THE cooling real-estate market in China has prompted mainland Chinese investors to put their cash to work in overseas properties, with Singapore emerging the second most-preferred outbound destination in Asia after Hong Kong.
Abundant liquidity among developers, investment institutions and wealthy individual investors, supported by a rising renminbi, are also driving the current capital outflow, Cushman & Wakefield said.
From 2008 till June this year, the Chinese pumped US$3.23 billion (S$4.18 billion) into Singapore’s real-estate market. Half of that was spent on development sites and nearly a quarter (23.8 per cent) on retail assets, said the property consultancy.
This trails the US$3.84 billion put into Hong Kong real estate by mainland Chinese investors over the same period.
A string of high profile deals by Greenland Holding, China Vanke, Dalian Wanda, Country Garden and Fosun International have drawn attention to the growing presence of Chinese investors in global real estate.
Overall, Chinese investors spent US$33.7 billion on 353 deals from January 2008 to June 2014.
The US$5.1 billion spent in the first half of this year was almost equivalent to the amount spent for the whole of 2012.
The most popular investment models for Chinese investors are greenfield investment and mergers and acquisitions, Cushman & Wakefield said in a recent report.
Private enterprises and individuals accounted for 62.6 per cent of the total value of outbound investments, and state-owned enterprises, 37.4 per cent.
Chinese investors seem to prefer mature markets: The US was the top destination for Chinese real-estate dollars, registering 124 deals worth US$9.72 billion; of this, more than US$7.05 billion was spent in 2013 alone.
This is followed by the UK (US$5.8 billion), which accounted for 62.7 per cent of the total Chinese real-estate investments in Europe.
Cushman noted that the Chinese have also warmed up to South-east Asia, given its proximity to China and its strong presence of ethnic Chinese communities. Malaysia has also emerged a hotspot, with Chinese investors pouring in US$2.07 billion there over the same period.

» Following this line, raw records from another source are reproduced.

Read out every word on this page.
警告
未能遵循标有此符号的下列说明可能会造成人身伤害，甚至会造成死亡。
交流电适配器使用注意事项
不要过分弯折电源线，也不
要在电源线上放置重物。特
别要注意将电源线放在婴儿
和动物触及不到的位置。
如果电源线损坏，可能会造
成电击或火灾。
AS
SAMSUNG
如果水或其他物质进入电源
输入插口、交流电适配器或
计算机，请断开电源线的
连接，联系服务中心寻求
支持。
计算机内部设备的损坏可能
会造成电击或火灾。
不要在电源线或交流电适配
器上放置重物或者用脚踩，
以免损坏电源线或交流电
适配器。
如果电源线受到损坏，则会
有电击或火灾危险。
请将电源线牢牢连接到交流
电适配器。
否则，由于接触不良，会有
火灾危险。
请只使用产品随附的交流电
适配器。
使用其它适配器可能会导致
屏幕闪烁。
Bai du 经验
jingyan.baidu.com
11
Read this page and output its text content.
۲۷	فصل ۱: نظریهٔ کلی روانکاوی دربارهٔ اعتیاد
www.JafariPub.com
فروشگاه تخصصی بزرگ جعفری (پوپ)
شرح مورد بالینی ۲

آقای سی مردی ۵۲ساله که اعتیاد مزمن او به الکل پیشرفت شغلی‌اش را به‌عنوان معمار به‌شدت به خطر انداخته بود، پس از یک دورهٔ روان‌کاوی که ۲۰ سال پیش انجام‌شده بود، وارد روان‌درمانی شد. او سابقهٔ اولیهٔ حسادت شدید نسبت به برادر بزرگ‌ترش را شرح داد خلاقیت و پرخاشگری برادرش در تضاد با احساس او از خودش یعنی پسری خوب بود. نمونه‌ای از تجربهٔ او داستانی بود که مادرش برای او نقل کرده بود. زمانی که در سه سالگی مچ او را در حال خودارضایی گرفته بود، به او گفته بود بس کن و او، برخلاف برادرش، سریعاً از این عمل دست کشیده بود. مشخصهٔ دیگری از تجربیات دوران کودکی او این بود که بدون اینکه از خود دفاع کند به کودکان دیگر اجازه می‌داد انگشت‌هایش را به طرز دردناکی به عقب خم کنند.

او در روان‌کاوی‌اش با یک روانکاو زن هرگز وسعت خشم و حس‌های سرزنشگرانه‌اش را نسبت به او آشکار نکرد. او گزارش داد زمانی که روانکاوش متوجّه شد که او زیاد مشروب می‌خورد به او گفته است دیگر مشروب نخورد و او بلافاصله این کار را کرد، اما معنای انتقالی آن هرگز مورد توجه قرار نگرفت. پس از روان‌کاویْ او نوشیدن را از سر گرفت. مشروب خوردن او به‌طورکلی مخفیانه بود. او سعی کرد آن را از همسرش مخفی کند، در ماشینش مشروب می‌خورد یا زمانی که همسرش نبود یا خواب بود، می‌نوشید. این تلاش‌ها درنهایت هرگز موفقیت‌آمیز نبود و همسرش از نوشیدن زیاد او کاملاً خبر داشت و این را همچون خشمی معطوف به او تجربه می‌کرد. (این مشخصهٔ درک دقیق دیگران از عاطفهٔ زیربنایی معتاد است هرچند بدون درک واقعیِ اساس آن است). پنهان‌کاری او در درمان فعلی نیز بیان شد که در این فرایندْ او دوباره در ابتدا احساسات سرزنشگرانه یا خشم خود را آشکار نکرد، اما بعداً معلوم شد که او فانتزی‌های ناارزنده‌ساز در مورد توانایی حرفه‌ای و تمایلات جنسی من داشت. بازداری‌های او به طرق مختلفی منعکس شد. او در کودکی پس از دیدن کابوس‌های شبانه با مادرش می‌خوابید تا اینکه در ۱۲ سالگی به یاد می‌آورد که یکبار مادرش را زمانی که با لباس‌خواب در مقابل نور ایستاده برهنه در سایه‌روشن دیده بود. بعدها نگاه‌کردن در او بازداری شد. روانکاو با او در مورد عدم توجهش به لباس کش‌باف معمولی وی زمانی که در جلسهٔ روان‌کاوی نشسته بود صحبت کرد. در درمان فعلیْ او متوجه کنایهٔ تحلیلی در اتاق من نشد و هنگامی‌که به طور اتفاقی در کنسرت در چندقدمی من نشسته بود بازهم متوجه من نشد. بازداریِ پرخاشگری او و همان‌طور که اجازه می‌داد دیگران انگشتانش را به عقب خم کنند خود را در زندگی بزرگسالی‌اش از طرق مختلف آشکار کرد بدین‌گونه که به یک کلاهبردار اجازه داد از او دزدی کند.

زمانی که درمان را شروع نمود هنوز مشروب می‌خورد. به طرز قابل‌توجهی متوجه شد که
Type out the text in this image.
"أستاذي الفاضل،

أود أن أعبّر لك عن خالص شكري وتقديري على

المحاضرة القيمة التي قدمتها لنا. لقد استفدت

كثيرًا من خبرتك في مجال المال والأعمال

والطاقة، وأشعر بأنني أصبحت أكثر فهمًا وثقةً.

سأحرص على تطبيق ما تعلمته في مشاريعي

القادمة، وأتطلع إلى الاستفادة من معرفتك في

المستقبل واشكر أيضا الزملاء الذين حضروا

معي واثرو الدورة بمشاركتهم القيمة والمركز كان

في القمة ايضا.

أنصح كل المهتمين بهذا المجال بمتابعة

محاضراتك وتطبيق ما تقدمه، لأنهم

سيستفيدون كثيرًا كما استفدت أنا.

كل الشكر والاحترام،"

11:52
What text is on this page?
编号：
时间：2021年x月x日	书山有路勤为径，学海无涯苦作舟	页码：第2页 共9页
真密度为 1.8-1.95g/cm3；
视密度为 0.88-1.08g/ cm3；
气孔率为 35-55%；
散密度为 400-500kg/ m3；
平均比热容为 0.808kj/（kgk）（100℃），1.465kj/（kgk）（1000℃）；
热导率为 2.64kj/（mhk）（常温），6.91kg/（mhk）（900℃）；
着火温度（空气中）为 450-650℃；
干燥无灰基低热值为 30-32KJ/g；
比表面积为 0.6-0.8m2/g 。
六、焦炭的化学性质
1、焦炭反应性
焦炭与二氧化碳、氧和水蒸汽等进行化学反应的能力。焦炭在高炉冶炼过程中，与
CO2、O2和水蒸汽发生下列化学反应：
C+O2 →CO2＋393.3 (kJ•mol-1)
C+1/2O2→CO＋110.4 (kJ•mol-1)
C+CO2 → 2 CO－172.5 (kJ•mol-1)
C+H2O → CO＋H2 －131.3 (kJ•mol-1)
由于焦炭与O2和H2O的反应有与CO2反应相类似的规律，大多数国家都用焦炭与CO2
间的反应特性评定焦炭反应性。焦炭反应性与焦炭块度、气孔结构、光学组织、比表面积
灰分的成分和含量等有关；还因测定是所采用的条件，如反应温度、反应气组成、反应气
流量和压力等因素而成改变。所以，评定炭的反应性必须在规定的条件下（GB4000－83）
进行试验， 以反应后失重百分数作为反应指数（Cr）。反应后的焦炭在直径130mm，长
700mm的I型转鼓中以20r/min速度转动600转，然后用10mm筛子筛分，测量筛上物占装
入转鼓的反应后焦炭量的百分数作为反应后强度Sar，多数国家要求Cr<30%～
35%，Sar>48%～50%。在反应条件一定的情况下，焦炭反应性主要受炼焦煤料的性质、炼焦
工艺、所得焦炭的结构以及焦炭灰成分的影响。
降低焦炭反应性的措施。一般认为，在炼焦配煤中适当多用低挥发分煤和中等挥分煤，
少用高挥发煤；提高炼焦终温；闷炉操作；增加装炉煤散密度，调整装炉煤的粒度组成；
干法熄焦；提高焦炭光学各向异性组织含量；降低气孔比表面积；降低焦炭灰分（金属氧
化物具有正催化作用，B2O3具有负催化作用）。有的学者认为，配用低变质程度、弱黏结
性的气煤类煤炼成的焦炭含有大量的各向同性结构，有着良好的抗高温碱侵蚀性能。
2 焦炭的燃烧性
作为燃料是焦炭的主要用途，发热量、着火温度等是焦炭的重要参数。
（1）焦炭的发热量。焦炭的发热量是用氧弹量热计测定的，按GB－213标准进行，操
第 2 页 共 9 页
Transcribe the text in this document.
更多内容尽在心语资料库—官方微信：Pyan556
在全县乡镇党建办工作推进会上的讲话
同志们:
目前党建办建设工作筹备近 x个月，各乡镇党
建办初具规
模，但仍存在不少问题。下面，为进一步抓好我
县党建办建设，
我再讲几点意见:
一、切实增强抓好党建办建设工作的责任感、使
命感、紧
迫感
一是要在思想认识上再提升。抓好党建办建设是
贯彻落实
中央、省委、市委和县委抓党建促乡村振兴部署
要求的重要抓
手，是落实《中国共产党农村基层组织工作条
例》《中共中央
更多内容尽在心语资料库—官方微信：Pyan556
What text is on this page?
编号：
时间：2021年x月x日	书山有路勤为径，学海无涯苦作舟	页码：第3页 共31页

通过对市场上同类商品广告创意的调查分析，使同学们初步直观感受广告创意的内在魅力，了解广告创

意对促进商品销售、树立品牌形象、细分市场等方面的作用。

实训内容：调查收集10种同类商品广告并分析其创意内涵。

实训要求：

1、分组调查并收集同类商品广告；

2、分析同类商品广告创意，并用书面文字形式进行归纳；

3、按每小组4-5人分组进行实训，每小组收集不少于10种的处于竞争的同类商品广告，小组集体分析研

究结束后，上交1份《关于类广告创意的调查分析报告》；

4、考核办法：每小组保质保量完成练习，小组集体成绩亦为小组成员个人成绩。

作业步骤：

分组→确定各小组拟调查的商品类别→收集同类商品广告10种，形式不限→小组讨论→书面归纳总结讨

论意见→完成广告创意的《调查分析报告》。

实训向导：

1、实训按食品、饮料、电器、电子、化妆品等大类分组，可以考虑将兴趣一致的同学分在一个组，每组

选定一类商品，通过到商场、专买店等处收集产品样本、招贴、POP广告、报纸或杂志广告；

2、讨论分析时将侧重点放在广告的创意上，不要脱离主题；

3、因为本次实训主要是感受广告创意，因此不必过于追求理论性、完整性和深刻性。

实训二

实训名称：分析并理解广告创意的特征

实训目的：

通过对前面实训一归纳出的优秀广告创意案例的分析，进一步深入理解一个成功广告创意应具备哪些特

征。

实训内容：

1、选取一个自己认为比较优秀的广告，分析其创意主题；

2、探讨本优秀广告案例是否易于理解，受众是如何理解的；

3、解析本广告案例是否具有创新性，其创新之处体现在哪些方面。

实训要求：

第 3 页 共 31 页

While Chinese investors are generally drawn to strata-titled offices in Singapore, they prefer land development in Malaysia, Cushman noted.
In Europe, Chinese investors favour commercial real estate.
Shanghai-based, state-owned Greenland stood out for its aggressive moves in recent years, including a US$500 million residential project in Sydney in 2013 and the US$1 billion mixed-use Metropolis project in Los Angeles. Shenzhen-based Vanke teamed up with New York’s Tishman Speyer to build a luxury condominium in San Francisco last year.
After Beijing gave the go-ahead to Chinese insurers to invest a percentage of their assets in prime commercial assets, Ping An insurance snapped up London’s iconic Lloyd’s Building in 2013 for £260 million (S$528 million); China Life jointly acquired a landmark office tower in London’s Canary Wharf with Qatar Holding at £795 million this year.
Cushman said it expects the Chinese outbound investment trend to continue, as wealthy individuals and cash-rich companies look further afield to diversify and expand their global presence. Smaller and lesser known firms are also starting to follow the trail blazed by top-tier developers and investors.
The property consultancy pointed out however, that while the impetus for outbound investment among Chinese investors was strong, challenges are in the way. The lengthy approval procedure to transfer large sums of money out of China is “a significant issue” in fast-moving markets, where deals need to be closed quickly.
“Chinese investors also face a steep learning curve with differences in corporate and management cultures, divergent business practices and unfamiliarity with foreign legal and regulatory environments,” Cushman said.